Ganz anders sieht das im Regenwald aus. Die Pflanzenreste, die du dort auf mir findest, sind meistens sehr frisch. Im tropischen Nährstoffkreislauf spiele ich als Speicher keine große Rolle. Ganz wesentlich sind vielmehr meine Bewohner: die Pilze des tatkräftigen Mykorrhiza-Teams. Ohne sie hätte der tropische Regenwald keine Chance zu überleben. Fast ohne Zwischenspeicherung im Boden werden die Nährstoffe aus Laub und Streu direkt abgebaut und über das Pilzgeflecht den Pflanzen zurückgegeben.

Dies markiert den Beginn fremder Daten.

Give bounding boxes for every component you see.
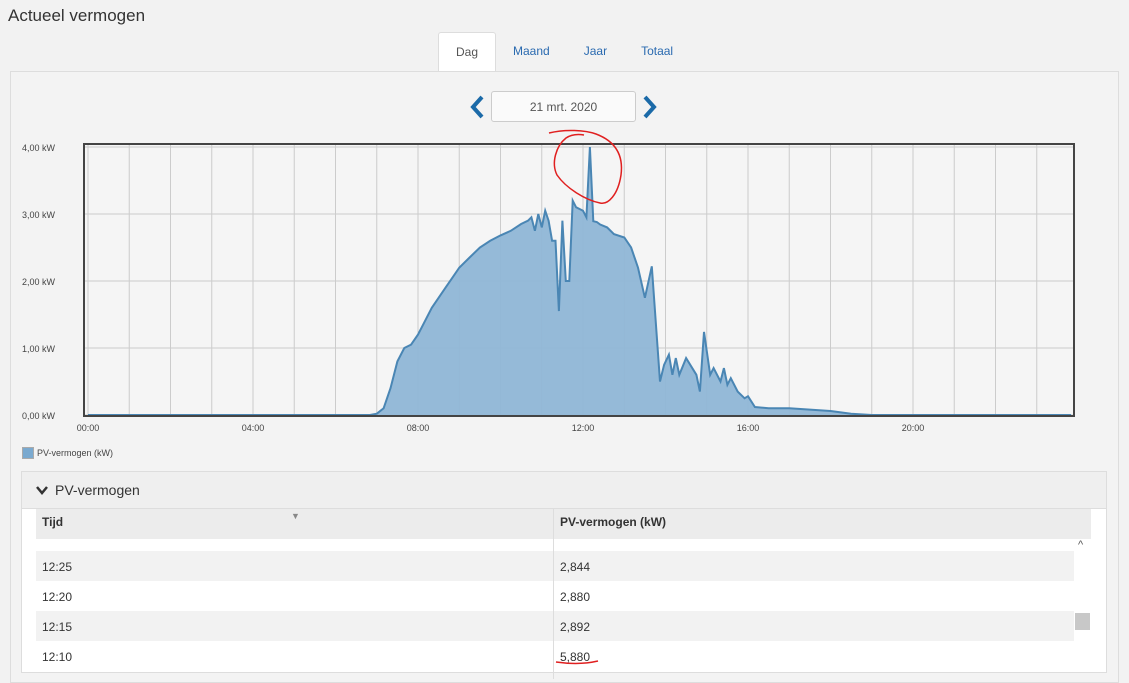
legend-label: PV-vermogen (kW) bbox=[37, 448, 114, 458]
y-tick-label: 2,00 kW bbox=[22, 277, 56, 287]
x-tick-label: 00:00 bbox=[77, 423, 100, 433]
cell-value: 2,880 bbox=[560, 590, 591, 604]
chevron-down-icon bbox=[36, 482, 48, 498]
page-title: Actueel vermogen bbox=[8, 6, 146, 25]
sort-desc-icon: ▼ bbox=[291, 511, 300, 521]
pv-table-section: PV-vermogen Tijd ▼ PV-vermogen (kW) 12:2… bbox=[21, 471, 1107, 679]
chart-legend[interactable]: PV-vermogen (kW) bbox=[22, 447, 113, 459]
tab-totaal[interactable]: Totaal bbox=[641, 44, 674, 58]
tab-jaar[interactable]: Jaar bbox=[583, 44, 608, 58]
y-tick-label: 3,00 kW bbox=[22, 210, 56, 220]
scroll-up-icon[interactable]: ^ bbox=[1078, 539, 1084, 551]
y-tick-label: 4,00 kW bbox=[22, 143, 56, 153]
cell-time: 12:10 bbox=[42, 650, 73, 664]
table-header: Tijd ▼ PV-vermogen (kW) bbox=[36, 509, 1091, 539]
chevron-right-icon[interactable] bbox=[639, 92, 661, 122]
cell-time: 12:25 bbox=[42, 560, 73, 574]
table-row: 12:25 2,844 bbox=[36, 551, 1074, 581]
x-tick-label: 20:00 bbox=[902, 423, 925, 433]
power-chart: 0,00 kW 1,00 kW 2,00 kW 3,00 kW 4,00 kW 00:00… bbox=[22, 143, 1075, 433]
cell-value: 2,844 bbox=[560, 560, 591, 574]
cell-value: 2,892 bbox=[560, 620, 591, 634]
x-tick-label: 16:00 bbox=[737, 423, 760, 433]
table-row: 12:15 2,892 bbox=[36, 611, 1074, 641]
table-row: 12:20 2,880 bbox=[36, 581, 1074, 611]
tab-maand[interactable]: Maand bbox=[513, 44, 550, 58]
cell-time: 12:15 bbox=[42, 620, 73, 634]
section-toggle[interactable]: PV-vermogen bbox=[22, 472, 1106, 509]
tab-dag[interactable]: Dag bbox=[438, 32, 497, 71]
table-row-partial bbox=[36, 539, 1074, 551]
table-scrollbar[interactable]: ^ bbox=[1075, 539, 1091, 679]
period-tabs: Dag Maand Jaar Totaal bbox=[438, 32, 690, 71]
column-divider bbox=[553, 509, 554, 679]
section-title: PV-vermogen bbox=[55, 482, 140, 498]
date-picker[interactable]: 21 mrt. 2020 bbox=[491, 91, 636, 122]
date-navigator: 21 mrt. 2020 bbox=[466, 91, 661, 122]
series-area bbox=[88, 147, 1072, 415]
x-tick-label: 12:00 bbox=[572, 423, 595, 433]
x-tick-label: 08:00 bbox=[407, 423, 430, 433]
cell-value: 5,880 bbox=[560, 650, 591, 664]
y-tick-label: 0,00 kW bbox=[22, 411, 56, 421]
y-tick-label: 1,00 kW bbox=[22, 344, 56, 354]
cell-time: 12:20 bbox=[42, 590, 73, 604]
legend-swatch bbox=[22, 447, 34, 459]
x-tick-label: 04:00 bbox=[242, 423, 265, 433]
table-row: 12:10 5,880 bbox=[36, 641, 1074, 671]
column-header-pv[interactable]: PV-vermogen (kW) bbox=[560, 515, 667, 529]
scrollbar-thumb[interactable] bbox=[1075, 613, 1090, 630]
table-body: 12:25 2,844 12:20 2,880 12:15 2,892 12:10 5,… bbox=[36, 539, 1074, 671]
column-header-tijd[interactable]: Tijd bbox=[42, 515, 64, 529]
chevron-left-icon[interactable] bbox=[466, 92, 488, 122]
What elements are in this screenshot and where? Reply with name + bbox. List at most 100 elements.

Ob nun mit oder ohne Zwischenspeicherung der Nährstoffe in meinem Oberboden: Etwa 80 % aller Landpflanzen sind Teil der Mykorrhiza-Gemeinschaft – nicht nur die Bäume im Wald, sondern auch die meisten Getreidepflanzen und viele grüne Freunde aus deinem Garten sind Mitglied im produktiven Netzwerk des Untergrundes.
6.3 Für feine Nasen
Zum Ende unseres Waldspaziergangs möchte ich mit dir noch einen kleinen Exkurs in die Welt der Düfte machen.
»Oh, das duftet hier so schön!« – sind Worte, die ich öfter von euch höre, wenn ihr im Wald unterwegs seid. Vielen Dank, immer schön zu hören, dass man gut riecht!
Neben dem Duft der Bäume ist es vor allem der wohlige Erdgeruch, der dir im Wald in die Nase steigt. Genauer gesagt, mein einzigartiges Parfum Geosmin, das ich einer speziellen Gruppe meiner Bodenbewohner verdanke. Geosmin entsteht immer dann, wenn meine Bodenbakterien mit dem klangvollen Namen Streptomyces coelicolor ihrer Arbeit nachgehen und organische Substanz abbauen, also essen und verdauen. Dabei entsteht am Ende der Verdauung ein Alkohol, eben das Geosmin.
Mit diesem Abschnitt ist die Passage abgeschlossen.